Nel caso in cui volessimo porre maggiore attenzione alle notizie che ci investono, quotidianamente, attraverso i mezzi di comunicazione di massa, finiremmo col concludere che, la Società all’interno della quale viviamo, sia improntata a valori che in realtà nascondono delle diminuzioni di interesse nei confronti del benessere collettivo. Siamo preoccupati delle varie crisi economiche che periodicamente ci investono, dei disastri ecologici che ciclicamente siamo costretti a fronteggiare, delle difficoltà personali che ogni giorno, in un modo o nell’altro, affrontiamo.
Però, tutto questo ci mette in una situazione in cui c’è chi, forse, "studia" la notte per trovare il modo di crearci i problemi e c’è chi, come noi, subisce questi problemi.
Ma quand’è che percepiamo davvero di essere, tutti, su uno stesso livello?

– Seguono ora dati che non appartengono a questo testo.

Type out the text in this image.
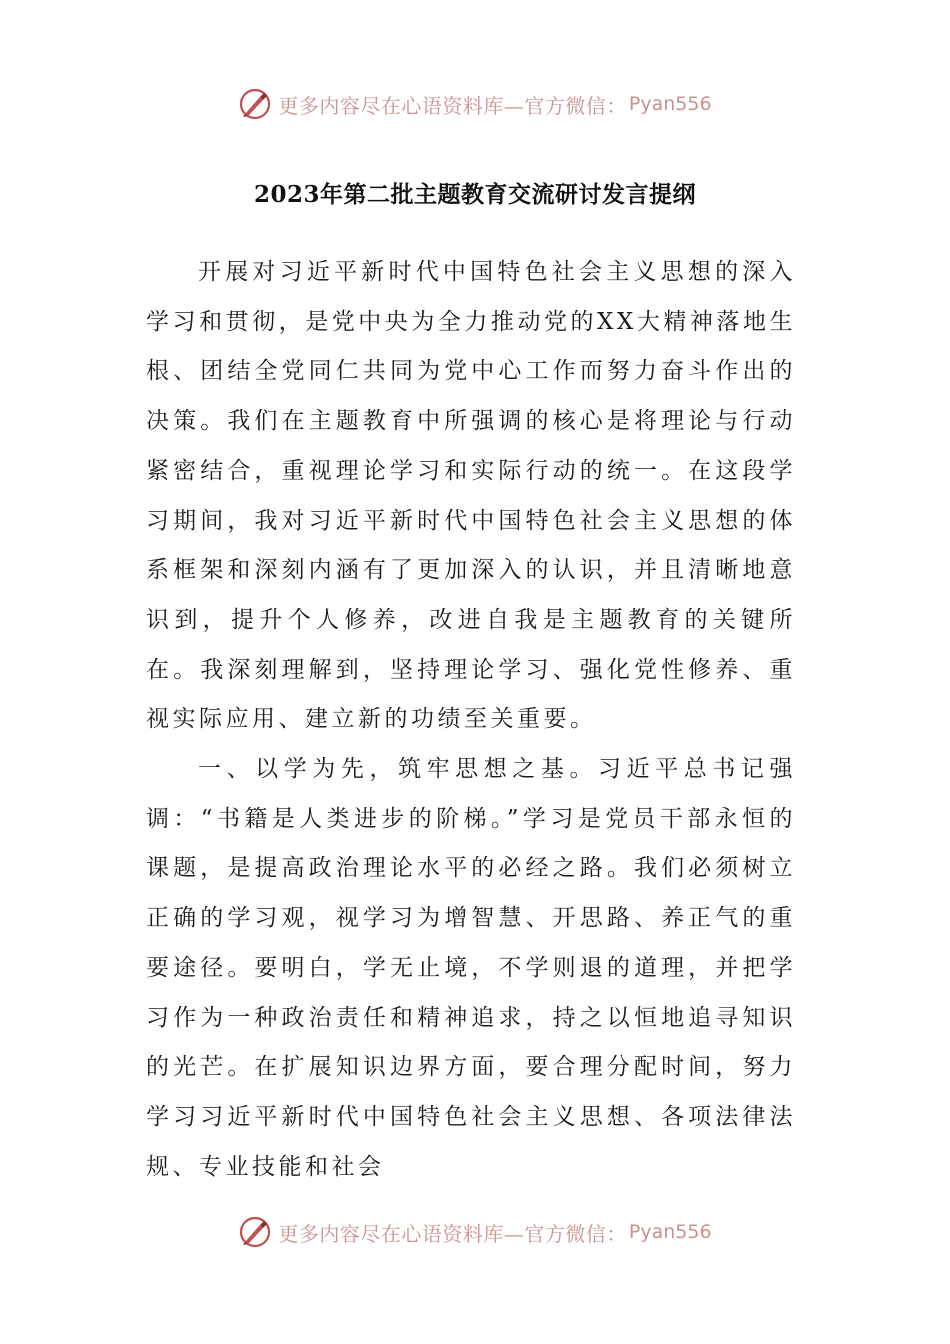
更多内容尽在心语资料库—官方微信： Pyan556
2023年第二批主题教育交流研讨发言提纲

开展对习近平新时代中国特色社会主义思想的深入学习和贯彻，是党中央为全力推动党的XX大精神落地生根、团结全党同仁共同为党中心工作而努力奋斗作出的决策。我们在主题教育中所强调的核心是将理论与行动紧密结合，重视理论学习和实际行动的统一。在这段学习期间，我对习近平新时代中国特色社会主义思想的体系框架和深刻内涵有了更加深入的认识，并且清晰地意识到，提升个人修养，改进自我是主题教育的关键所在。我深刻理解到，坚持理论学习、强化党性修养、重视实际应用、建立新的功绩至关重要。

一、以学为先，筑牢思想之基。习近平总书记强调：“书籍是人类进步的阶梯。”学习是党员干部永恒的课题，是提高政治理论水平的必经之路。我们必须树立正确的学习观，视学习为增智慧、开思路、养正气的重要途径。要明白，学无止境，不学则退的道理，并把学习作为一种政治责任和精神追求，持之以恒地追寻知识的光芒。在扩展知识边界方面，要合理分配时间，努力学习习近平新时代中国特色社会主义思想、各项法律法规、专业技能和社会

更多内容尽在心语资料库—官方微信： Pyan556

Quando dobbiamo affrontare delle situazioni particolari che, in realtà, sono molto frequenti. Nel momento in cui ci viene diagnosticato, sul piano sanitario, un disturbo, più o meno impegnativo, nel momento in cui sappiamo che un nostro amico, un nostro congiunto deve affrontare delle problematiche sul piano della salute, sia fisica che psicologica, da cui non si sa come ne verrà fuori. All’improvviso tutto perde importanza, tutto perde valore.
Tutto cosa?
Tutte quelle informazioni che ci condizionavano e che ci portavano a concludere : "Beh si, noi apparteniamo alla classe degli sfortunati, alla classe che non comanda". Di fronte a determinate situazioni siamo poi tutti uguali perché, per quanto strano possa sembrare, a determinate condizioni, non è il denaro a far la differenza, perché ci sono delle problematiche per le quali tu non puoi comprare la guarigione.

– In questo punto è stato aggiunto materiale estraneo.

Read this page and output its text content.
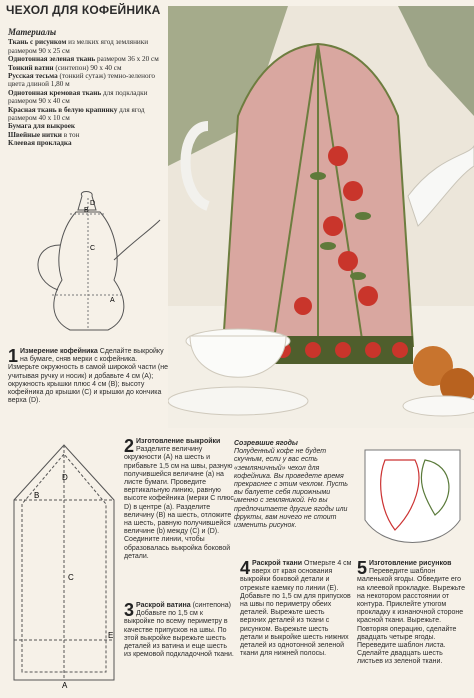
ЧЕХОЛ ДЛЯ КОФЕЙНИКА
Материалы
Ткань с рисунком из мелких ягод земляники размером 90 х 25 см
Однотонная зеленая ткань размером 36 х 20 см
Тонкий ватин (синтепон) 90 х 40 см
Русская тесьма (тонкий сутаж) темно-зеленого цвета длиной 1,80 м
Однотонная кремовая ткань для подкладки размером 90 х 40 см
Красная ткань в белую крапинку для ягод размером 40 х 10 см
Бумага для выкроек
Швейные нитки в тон
Клеевая прокладка
B
C
D
A
1 Измерение кофейника Сделайте выкройку на бумаге, сняв мерки с кофейника. Измерьте окружность в самой широкой части (не учитывая ручку и носик) и добавьте 4 см (A); окружность крышки плюс 4 см (B); высоту кофейника до крышки (C) и крышки до кончика верха (D).
D
B
C
E
A
2 Изготовление выкройки Разделите величину окружности (A) на шесть и прибавьте 1,5 см на швы, разную получившейся величине (a) на листе бумаги. Проведите вертикальную линию, равную высоте кофейника (мерки C плюс D) в центре (a). Разделите величину (B) на шесть, отложите на шесть, равную получившейся величине (b) между (C) и (D). Соедините линии, чтобы образовалась выкройка боковой детали.
Созревшие ягоды
Полуденный кофе не будет скучным, если у вас есть «земляничный» чехол для кофейника. Вы проведете время прекраснее с этим чехлом. Пусть вы балуете себя пирожными именно с земляникой. Но вы предпочитаете другие ягоды или фрукты, вам ничего не стоит изменить рисунок.
3 Раскрой ватина (синтепона) Добавьте по 1,5 см к выкройке по всему периметру в качестве припусков на швы. По этой выкройке вырежьте шесть деталей из ватина и еще шесть из кремовой подкладочной ткани.
4 Раскрой ткани Отмерьте 4 см вверх от края основания выкройки боковой детали и отрежьте каемку по линии (E). Добавьте по 1,5 см для припусков на швы по периметру обеих деталей. Вырежьте шесть верхних деталей из ткани с рисунком. Вырежьте шесть детали и выкройке шесть нижних деталей из однотонной зеленой ткани для нижней полосы.
5 Изготовление рисунков Переведите шаблон маленькой ягоды. Обведите его на клеевой прокладке. Вырежьте на некотором расстоянии от контура. Приклейте утюгом прокладку к изнаночной стороне красной ткани. Вырежьте. Повторяя операцию, сделайте двадцать четыре ягоды. Переведите шаблон листа. Сделайте двадцать шесть листьев из зеленой ткани.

Puoi tentare di convincere qualcuno a garantirti una migliore assistenza ma, per esempio, non puoi neanche comprare la disponibilità di chi partecipa all’assistenza (il personale sanitario o parasanitario e "affini"): potrai avere il loro corpo, la loro applicazione tecnica, ma non riuscirai ad ottenere la loro dedizione, con i soldi; forse, con altri sistemi, coinvolgendoli in altro modo.

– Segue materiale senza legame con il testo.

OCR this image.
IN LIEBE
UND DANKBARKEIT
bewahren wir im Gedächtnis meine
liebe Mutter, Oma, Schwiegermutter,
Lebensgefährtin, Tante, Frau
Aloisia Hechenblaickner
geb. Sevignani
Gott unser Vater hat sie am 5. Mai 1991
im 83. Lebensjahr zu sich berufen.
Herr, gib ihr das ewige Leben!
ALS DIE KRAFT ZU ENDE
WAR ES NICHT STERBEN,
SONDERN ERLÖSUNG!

Il 30 maggio 2010, a Roma, si è celebrata la prima giornata del sollievo dal dolore sociale. Questo evento ha voluto puntare l’attenzione sul fatto che è importante riflettere senza tentare di fuggire per paura, per pregiudizi, da quello che accade, perché è come se noi dicessimo, di fronte a determinate situazioni: "Ma tanto non accade, ma tanto non mi riguarda, poverino, meno male che io ne sono fuori!"
In fondo, farne parte, aiuta a capire come camminare per crescere.
Il dolore è, dunque, quel perno attorno al quale gira tutto: come abbiamo già visto, il dizionario della lingua italiana definisce "dolore" quello stato d’animo che si prova ogni qualvolta siamo costretti a subire un patimento.
Dal dolore ci possono essere due derivazioni:
E allora: dolore, disperazione, o sofferenza?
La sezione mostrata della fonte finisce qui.